Contaminated soil at Moretown Landfill raises ire amongst townspeople

Representatives from the Vermont Agency of Transportation have apologized to town officials in Moretown for not properly notifying the town about the potential shipment of approximately 33,000 tons of contaminated soil to the landfill last spring.

Select board assistant Cheryl Brown told select board members that following news of ANR's review of the Environmental Protection Agency's plan to ship the hazardous waste to MLI, she contacted ANR.

MLI was slated to receive the dioxin-contaminated soil from a superfund site in Massachusetts; the state balked at the EPA's determination that the soil was not considered "hazardous waste," because the concentration level of the hazardous material, dioxin, was not high enough to deem the soil "hazardous waste."

Brown said that ANR is required to notify the landfill host town and copy the municipality on all correspondence as a part of the Act 250 permit.

ANR representatives called their failure to notify the select board a "mix-up" and that the case happened very quickly and apologized for failing to notify the town's select board beforehand, according to Brown.

Brown said that the host town agreement between with the landfill is due to expire in August of 2011 and it is "time to start working on it again."

In May 2009, the EPA ordered a reassessment of the chemical and its potential human health risks by completing a draft of Preliminary Remediation Goals (PRGs).

The EPA began taking public comments on the issue via their website on January 7 but extended the deadline to April 2010 to allow additional time for consideration.
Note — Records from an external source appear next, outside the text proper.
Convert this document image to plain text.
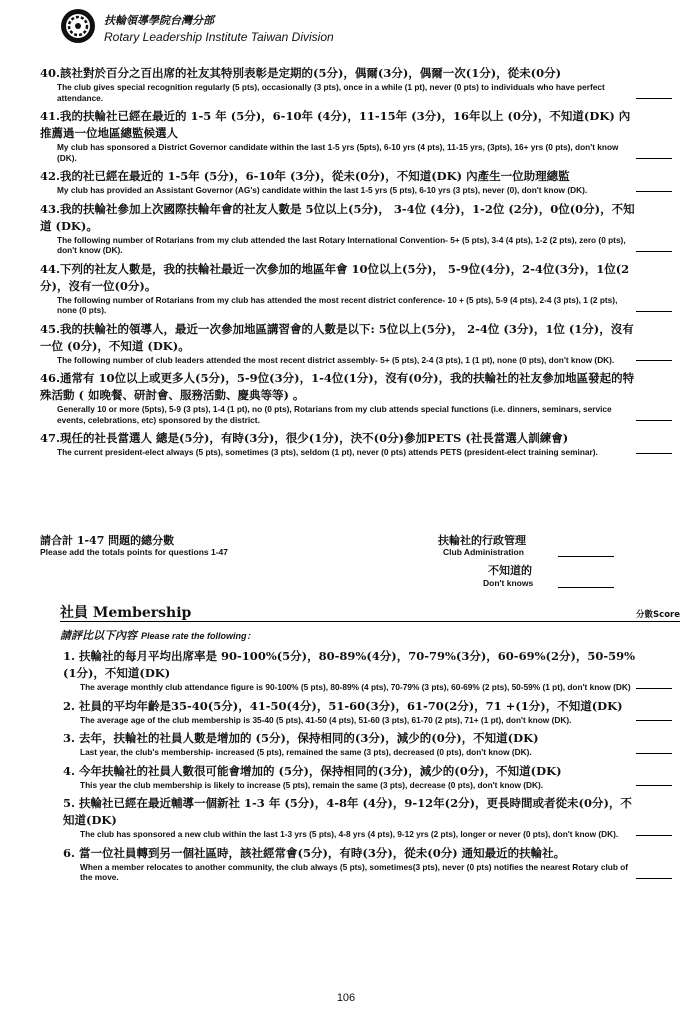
扶輪領導學院台灣分部
Rotary Leadership Institute Taiwan Division
40.該社對於百分之百出席的社友其特別表彰是定期的(5分)，偶爾(3分)，偶爾一次(1分)，從未(0分)
The club gives special recognition regularly (5 pts), occasionally (3 pts), once in a while (1 pt), never (0 pts) to individuals who have perfect attendance.
41.我的扶輪社已經在最近的 1-5 年 (5分)，6-10年 (4分)，11-15年 (3分)，16年以上 (0分)，不知道(DK) 內推薦過一位地區總監候選人
My club has sponsored a District Governor candidate within the last 1-5 yrs (5pts), 6-10 yrs (4 pts), 11-15 yrs, (3pts), 16+ yrs (0 pts), don't know (DK).
42.我的社已經在最近的 1-5年 (5分)，6-10年 (3分)，從未(0分)，不知道(DK) 內產生一位助理總監
My club has provided an Assistant Governor (AG's) candidate within the last 1-5 yrs (5 pts), 6-10 yrs (3 pts), never (0), don't know (DK).
43.我的扶輪社參加上次國際扶輪年會的社友人數是 5位以上(5分)， 3-4位 (4分)，1-2位 (2分)，0位(0分)，不知道 (DK)。
The following number of Rotarians from my club attended the last Rotary International Convention- 5+ (5 pts), 3-4 (4 pts), 1-2 (2 pts), zero (0 pts), don't know (DK).
44.下列的社友人數是，我的扶輪社最近一次參加的地區年會 10位以上(5分)， 5-9位(4分)，2-4位(3分)，1位(2分)，沒有一位(0分)。
The following number of Rotarians from my club has attended the most recent district conference- 10 + (5 pts), 5-9 (4 pts), 2-4 (3 pts), 1 (2 pts), none (0 pts).
45.我的扶輪社的領導人，最近一次參加地區講習會的人數是以下: 5位以上(5分)， 2-4位 (3分)，1位 (1分)，沒有一位 (0分)，不知道 (DK)。
The following number of club leaders attended the most recent district assembly- 5+ (5 pts), 2-4 (3 pts), 1 (1 pt), none (0 pts), don't know (DK).
46.通常有 10位以上或更多人(5分)，5-9位(3分)，1-4位(1分)，沒有(0分)，我的扶輪社的社友參加地區發起的特殊活動 ( 如晚餐、研討會、服務活動、慶典等等) 。
Generally 10 or more (5pts), 5-9 (3 pts), 1-4 (1 pt), no (0 pts), Rotarians from my club attends special functions (i.e. dinners, seminars, service events, celebrations, etc) sponsored by the district.
47.現任的社長當選人 總是(5分)，有時(3分)，很少(1分)，決不(0分)參加PETS (社長當選人訓練會)
The current president-elect always (5 pts), sometimes (3 pts), seldom (1 pt), never (0 pts) attends PETS (president-elect training seminar).
請合計 1-47 問題的總分數
Please add the totals points for questions 1-47
扶輪社的行政管理
Club Administration
不知道的
Don't knows
社員 Membership	分數Score
請評比以下內容 Please rate the following：
1. 扶輪社的每月平均出席率是 90-100%(5分)，80-89%(4分)，70-79%(3分)，60-69%(2分)，50-59%(1分)，不知道(DK)
The average monthly club attendance figure is 90-100% (5 pts), 80-89% (4 pts), 70-79% (3 pts), 60-69% (2 pts), 50-59% (1 pt), don't know (DK)
2. 社員的平均年齡是35-40(5分)，41-50(4分)，51-60(3分)，61-70(2分)，71 +(1分)，不知道(DK)
The average age of the club membership is 35-40 (5 pts), 41-50 (4 pts), 51-60 (3 pts), 61-70 (2 pts), 71+ (1 pt), don't know (DK).
3. 去年，扶輪社的社員人數是增加的 (5分)，保持相同的(3分)，減少的(0分)，不知道(DK)
Last year, the club's membership- increased (5 pts), remained the same (3 pts), decreased (0 pts), don't know (DK).
4. 今年扶輪社的社員人數很可能會增加的 (5分)，保持相同的(3分)，減少的(0分)，不知道(DK)
This year the club membership is likely to increase (5 pts), remain the same (3 pts), decrease (0 pts), don't know (DK).
5. 扶輪社已經在最近輔導一個新社 1-3 年 (5分)，4-8年 (4分)，9-12年(2分)，更長時間或者從未(0分)，不知道(DK)
The club has sponsored a new club within the last 1-3 yrs (5 pts), 4-8 yrs (4 pts), 9-12 yrs (2 pts), longer or never (0 pts), don't know (DK).
6. 當一位社員轉到另一個社區時，該社經常會(5分)，有時(3分)，從未(0分) 通知最近的扶輪社。
When a member relocates to another community, the club always (5 pts), sometimes(3 pts), never (0 pts) notifies the nearest Rotary club of the move.
106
Moretown Landfill plans for Cell IV

Moretown Landfill general manager Tom Badowski presented plans for the addition of a fourth MLI cell to members of the Moretown Select Board one year ago. Cell III currently has three years left until capacity while the total landfill capacity is estimated at around 15 years.

According to Badowski, one of the permitting obstacles that MLI will face is the existence of what he called "small seasonal streams" on the proposed site.
"We would impact some wetlands; we're in the process of doing a plan to mitigate these wetlands. Unfortunately, with the deeryard we were able to go out and buy some of the development rights of similar deeryard for mitigation; here we'd actually have to go and construct wetlands," he said.

MLI's application is to the U.S. Army Corps of Engineers to construct the wetlands. In addition to local town permits, the project will need Act 250 approval as well as permits for waste management, stormwater runoff, stream, air quality and waste management, according to Badowski. He estimates that the whole permitting process will take a year to complete.

Badowski said they anticipate the permits will be granted by the third quarter of 2011 with construction commencing in early 2012.

Funds from the Moretown Landfill represented a significant portion of Moretown's municipal budget which was approved at $1,005,723. At the 2009 Town Meeting, an article was passed by the voters that allowed the revenues received in 2009 from MLI to be divided so that 25 percent is deposited into the Savings Reserve Fund, 25 percent is deposited into the Capital Reserve Fund, and 50 percent is used to lower the 2009 tax rate.
 
In 2009, the town anticipated $412,000 in tipping fees from MLI and, with the distribution of funds, anticipates $288,400 in revenue to the town, according to the preliminary budget.
 
For more information on the proposed plans contact the Moretown Landfill, 244-1100.

Egan's Big World closes/bank auctions property

A handful of bidders and two serious contenders participated in an October auction of Egan's Restaurant in Waitsfield, but the bank ultimately bought the property for $501,000.

The restaurant was auctioned on Thursday, October 14, at 11 a.m. by the Thomas Hirchak Company. The building is located on the corner of Routes 17 and 100 and in the past held a 250-seat restaurant, an apartment and other commercial space. It sits on 0.9 acres and the auction includes furniture, fixtures and all the equipment in two commercial kitchens.

Until last spring, the business was operated by Bernie Isabelle, who started the restaurant in the former MadBush Lodge further south on Route 100 between the Rolston and Bundy Roads.